Il faisait beau mais malgré le soleil la pièce était sombre :
- Madame ? Oui, donc je vous demandais, vous voulez voir ?- Quoi ? N… Non. Non. Je ne veux pas voir, je veux me faire avorter, je ne veux pas voir, et ne pas entendre le cœur. Coupez le son… S’il vous plait…
L’interne a tourné l’écran vers
son externe. Elle appuyait fortement avec sa sonde, mon accouchement étant récent, j'étais crispée, ça faisait mal. J’ai regardé la fenêtre pour me
concentrer sur autre chose. J’ai remarqué que le film opaque qui la recouvrait était décollé dans un coin. L’interne s’est arrêté à un endroit
précis de mon bas ventre et n’a plus bougé. Je l’ai entendu tapoter l’écran avec
ce qui devait être la pointe de son stylo et elle a demandé à son externe « Tu
vois là, ça bouge. Ça veut dire quoi ? ». Mes yeux se sont écarquillés
sans bouger du petit coin décollé et mon cœur s’est suspendu à ce qu’elle allait répondre. L’externe, très
discrète depuis le départ, a prononcé des mots que je n’ai pas compris tout de
suite. J’ai tourné mon visage vers la blouse-blanche-en-chef et tout en
rangeant son stylo dans la poche sur sa poitrine elle a ajouté :
- Oui, c’est ça. C'est « viable ».
Ça bouge. C’est viable.
Je leur avais demandé de couper le son pour ne pas entendre son cœur, j’aurais
peut-être dû leur demander de se taire pour ne pas vrillé le mien. Mais je n'ai rien dit. Elles sont sorties de la pièce en prétextant un dossier à aller chercher en me laissant seule sur la table d'examen avec ce chiffon de papier entre les jambes qu'elles m'avaient laissé pour m'essuyer. Ces soignantes ne sauront jamais rien de la colère et de la culpabilité qu'elles ont fait naitre dans mon ventre ce matin-là.
Des patientes qui viennent au
cabinet pour déterminer le début d’une grossesse j’en ai souvent. Et maintenant je leur demande « Qu’attendez-vous de ce résultat ? ». Et
si elles me répondent qu’elles espèrent qu’il soit négatif en se doutant ce n’est
pas le cas, je les déculpabilise d’emblée. Je leur explique qu’être acceptée à
un examen qu’on aurait voulu rater, ça arrive. Je les déculpabilise en leur
rappelant que l’avortement est un droit français, que nous sommes 300 000 par
an à y avoir recours. Que même si nous n’étions que deux à se faire avorter ça ne changerait
rien. C’est un droit.
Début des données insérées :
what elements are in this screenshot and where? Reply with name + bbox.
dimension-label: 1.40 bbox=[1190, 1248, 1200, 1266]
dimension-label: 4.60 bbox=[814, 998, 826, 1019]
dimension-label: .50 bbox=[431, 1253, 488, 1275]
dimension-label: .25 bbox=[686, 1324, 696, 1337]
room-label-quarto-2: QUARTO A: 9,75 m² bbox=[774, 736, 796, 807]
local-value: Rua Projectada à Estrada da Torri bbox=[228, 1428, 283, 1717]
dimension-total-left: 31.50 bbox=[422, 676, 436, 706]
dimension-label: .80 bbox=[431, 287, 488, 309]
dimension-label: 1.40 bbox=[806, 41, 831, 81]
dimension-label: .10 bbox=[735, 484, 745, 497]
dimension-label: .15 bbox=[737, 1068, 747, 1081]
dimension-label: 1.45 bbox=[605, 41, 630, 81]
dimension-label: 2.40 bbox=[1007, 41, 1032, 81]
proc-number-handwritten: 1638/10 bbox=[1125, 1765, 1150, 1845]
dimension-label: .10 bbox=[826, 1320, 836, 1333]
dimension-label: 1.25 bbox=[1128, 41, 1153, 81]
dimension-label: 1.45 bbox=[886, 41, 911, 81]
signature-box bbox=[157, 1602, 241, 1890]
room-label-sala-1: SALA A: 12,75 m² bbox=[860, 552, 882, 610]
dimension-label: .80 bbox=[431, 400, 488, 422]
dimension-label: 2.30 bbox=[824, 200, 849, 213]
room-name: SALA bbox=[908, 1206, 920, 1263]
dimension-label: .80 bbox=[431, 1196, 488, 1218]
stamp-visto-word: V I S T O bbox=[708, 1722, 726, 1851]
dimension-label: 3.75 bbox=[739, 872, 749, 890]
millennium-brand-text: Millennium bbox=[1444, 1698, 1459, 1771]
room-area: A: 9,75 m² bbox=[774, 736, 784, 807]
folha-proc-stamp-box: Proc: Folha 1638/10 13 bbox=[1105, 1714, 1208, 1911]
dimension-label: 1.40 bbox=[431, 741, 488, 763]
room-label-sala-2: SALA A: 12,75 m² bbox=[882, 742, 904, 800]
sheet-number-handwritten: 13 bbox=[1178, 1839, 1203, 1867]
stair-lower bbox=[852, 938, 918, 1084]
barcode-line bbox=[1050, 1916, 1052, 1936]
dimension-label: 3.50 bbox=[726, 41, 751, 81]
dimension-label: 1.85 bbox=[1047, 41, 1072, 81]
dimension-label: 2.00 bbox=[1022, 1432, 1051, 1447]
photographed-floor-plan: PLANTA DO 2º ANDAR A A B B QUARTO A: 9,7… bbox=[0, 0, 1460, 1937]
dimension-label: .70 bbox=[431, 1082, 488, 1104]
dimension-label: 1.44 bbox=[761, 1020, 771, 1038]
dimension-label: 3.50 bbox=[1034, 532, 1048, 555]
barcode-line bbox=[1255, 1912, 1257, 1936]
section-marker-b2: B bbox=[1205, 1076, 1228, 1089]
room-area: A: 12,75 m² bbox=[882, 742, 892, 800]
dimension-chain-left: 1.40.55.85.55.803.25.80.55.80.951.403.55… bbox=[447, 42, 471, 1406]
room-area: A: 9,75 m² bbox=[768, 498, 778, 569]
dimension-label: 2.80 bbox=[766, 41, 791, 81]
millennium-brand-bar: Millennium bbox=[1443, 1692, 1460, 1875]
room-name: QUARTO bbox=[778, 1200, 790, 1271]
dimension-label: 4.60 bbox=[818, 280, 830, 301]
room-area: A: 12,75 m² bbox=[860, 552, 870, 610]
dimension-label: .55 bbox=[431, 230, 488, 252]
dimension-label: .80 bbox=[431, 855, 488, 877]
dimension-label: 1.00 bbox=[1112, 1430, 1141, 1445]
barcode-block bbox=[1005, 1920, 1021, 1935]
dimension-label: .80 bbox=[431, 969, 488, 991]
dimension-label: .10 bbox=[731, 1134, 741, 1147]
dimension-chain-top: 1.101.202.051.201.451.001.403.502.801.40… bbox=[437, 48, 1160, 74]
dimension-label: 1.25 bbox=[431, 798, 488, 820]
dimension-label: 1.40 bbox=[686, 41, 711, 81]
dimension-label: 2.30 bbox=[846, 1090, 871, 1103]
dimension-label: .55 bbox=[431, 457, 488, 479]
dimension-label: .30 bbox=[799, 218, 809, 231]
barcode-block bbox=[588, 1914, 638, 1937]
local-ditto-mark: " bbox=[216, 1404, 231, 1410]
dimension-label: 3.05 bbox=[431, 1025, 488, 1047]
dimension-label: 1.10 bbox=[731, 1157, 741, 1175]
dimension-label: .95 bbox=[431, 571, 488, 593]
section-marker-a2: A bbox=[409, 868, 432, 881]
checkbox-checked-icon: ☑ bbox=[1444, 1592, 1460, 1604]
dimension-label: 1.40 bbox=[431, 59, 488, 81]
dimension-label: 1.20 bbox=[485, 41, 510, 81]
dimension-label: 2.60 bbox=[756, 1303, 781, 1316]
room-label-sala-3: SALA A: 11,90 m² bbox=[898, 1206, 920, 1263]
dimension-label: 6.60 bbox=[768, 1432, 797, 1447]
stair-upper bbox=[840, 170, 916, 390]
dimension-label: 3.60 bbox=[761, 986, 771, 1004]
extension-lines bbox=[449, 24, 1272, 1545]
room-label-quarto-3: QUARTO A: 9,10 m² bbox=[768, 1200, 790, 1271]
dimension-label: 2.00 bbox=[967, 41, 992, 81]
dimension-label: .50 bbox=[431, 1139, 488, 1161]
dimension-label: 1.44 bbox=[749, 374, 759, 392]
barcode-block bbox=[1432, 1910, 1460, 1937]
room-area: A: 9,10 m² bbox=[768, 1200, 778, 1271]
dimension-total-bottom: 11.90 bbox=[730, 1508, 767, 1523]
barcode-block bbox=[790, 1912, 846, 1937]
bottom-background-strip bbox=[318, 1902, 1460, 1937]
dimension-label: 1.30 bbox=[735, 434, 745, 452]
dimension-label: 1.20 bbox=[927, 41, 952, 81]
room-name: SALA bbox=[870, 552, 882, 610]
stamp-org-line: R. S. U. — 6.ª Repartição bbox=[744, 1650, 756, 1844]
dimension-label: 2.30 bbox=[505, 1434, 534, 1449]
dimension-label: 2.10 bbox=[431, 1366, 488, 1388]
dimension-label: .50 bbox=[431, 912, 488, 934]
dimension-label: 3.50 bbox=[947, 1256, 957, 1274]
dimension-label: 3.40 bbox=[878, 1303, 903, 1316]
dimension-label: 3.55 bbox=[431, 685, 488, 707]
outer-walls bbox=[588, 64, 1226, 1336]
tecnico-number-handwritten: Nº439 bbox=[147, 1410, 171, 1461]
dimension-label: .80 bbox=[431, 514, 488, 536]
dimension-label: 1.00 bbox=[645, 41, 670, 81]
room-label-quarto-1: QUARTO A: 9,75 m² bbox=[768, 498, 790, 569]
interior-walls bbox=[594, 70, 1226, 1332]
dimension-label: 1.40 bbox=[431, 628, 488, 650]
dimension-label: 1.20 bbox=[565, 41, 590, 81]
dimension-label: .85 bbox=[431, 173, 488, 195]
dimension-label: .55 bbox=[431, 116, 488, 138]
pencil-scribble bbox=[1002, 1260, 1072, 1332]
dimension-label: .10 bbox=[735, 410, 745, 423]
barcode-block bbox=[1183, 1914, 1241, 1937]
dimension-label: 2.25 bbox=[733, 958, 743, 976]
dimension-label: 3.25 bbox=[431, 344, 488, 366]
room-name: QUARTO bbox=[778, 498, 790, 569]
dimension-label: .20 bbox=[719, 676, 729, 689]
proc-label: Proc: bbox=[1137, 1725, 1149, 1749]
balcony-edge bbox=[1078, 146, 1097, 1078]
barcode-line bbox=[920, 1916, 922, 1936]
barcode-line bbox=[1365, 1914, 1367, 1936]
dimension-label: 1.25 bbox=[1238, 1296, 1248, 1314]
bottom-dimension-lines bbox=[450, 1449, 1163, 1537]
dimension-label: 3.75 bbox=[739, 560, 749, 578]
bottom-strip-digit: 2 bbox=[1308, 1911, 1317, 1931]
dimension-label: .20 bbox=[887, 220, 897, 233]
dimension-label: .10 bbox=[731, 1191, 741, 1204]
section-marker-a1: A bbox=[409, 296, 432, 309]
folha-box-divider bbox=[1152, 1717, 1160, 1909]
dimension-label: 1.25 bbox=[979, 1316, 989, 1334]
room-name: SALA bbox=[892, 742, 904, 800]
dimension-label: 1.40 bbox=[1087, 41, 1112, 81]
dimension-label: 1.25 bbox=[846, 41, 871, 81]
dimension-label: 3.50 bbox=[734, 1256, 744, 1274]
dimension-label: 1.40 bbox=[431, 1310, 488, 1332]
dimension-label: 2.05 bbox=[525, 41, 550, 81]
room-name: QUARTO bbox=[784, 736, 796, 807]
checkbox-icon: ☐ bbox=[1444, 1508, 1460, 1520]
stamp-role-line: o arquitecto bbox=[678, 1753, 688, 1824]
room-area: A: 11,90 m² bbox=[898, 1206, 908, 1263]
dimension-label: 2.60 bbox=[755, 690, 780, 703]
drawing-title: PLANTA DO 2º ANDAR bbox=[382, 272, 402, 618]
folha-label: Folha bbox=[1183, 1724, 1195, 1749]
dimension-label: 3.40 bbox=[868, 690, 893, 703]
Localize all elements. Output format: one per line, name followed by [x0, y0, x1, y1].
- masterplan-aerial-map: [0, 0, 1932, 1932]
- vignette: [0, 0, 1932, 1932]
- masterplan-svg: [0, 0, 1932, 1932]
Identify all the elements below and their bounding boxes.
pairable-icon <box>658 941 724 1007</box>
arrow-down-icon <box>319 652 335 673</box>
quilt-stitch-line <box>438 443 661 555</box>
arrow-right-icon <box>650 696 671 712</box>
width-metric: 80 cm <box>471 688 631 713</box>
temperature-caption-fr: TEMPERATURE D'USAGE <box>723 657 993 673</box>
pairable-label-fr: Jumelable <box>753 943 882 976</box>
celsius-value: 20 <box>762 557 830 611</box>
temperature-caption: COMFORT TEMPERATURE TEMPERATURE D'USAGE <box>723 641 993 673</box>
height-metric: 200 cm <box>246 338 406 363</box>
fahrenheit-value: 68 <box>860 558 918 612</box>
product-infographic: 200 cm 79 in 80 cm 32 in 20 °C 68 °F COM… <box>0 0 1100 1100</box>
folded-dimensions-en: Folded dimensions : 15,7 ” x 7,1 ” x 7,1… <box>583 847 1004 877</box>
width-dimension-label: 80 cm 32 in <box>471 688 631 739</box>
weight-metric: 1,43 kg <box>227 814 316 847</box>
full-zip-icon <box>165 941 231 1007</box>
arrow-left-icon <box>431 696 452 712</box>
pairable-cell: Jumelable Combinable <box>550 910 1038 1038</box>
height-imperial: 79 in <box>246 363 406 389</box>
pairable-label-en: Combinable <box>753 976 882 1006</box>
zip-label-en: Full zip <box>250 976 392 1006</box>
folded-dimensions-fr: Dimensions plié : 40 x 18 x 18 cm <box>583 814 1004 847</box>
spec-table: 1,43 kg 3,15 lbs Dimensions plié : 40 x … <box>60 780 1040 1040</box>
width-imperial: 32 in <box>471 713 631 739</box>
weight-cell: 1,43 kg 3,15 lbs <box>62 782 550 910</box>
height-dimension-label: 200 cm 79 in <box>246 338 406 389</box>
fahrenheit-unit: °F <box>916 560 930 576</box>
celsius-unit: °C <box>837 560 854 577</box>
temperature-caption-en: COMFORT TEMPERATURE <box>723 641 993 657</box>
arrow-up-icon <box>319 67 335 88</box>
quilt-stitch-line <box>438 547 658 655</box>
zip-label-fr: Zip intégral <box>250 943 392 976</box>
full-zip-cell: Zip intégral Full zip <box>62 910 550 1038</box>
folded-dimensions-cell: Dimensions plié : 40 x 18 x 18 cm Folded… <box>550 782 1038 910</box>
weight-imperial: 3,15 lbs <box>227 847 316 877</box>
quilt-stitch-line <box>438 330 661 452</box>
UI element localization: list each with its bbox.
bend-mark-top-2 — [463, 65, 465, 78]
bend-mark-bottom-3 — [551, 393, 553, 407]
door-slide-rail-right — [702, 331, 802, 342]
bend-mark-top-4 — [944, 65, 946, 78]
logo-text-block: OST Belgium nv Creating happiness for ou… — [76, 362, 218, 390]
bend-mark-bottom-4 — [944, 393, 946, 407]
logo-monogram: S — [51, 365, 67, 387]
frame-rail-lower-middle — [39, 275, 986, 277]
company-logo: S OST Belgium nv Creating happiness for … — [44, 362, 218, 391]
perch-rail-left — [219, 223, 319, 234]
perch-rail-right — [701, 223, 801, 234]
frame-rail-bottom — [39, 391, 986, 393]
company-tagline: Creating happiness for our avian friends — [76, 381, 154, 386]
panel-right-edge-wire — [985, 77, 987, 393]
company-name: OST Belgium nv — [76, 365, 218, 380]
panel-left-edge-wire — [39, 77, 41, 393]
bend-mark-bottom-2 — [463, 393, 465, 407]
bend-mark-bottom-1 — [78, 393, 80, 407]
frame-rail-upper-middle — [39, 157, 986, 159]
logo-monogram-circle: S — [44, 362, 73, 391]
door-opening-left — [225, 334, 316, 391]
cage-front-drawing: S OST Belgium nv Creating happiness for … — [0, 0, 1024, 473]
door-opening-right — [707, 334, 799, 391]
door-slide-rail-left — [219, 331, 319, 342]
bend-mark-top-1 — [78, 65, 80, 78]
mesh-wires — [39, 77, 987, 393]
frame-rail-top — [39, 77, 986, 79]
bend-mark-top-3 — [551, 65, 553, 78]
Je leur explique les étapes, je traduis les mots du
médecin pas toujours intelligible et je leur dis que ça arrive. Que
s’est arrivé à certaines, et que ça arrivera à d’autres… J'essaie de peser mes mots, de ne pas en dire de trop, de me taire aussi la plupart du temps pour éviter à l'autre ces maux qui vrillent le ventre et le cœur aussi parfois.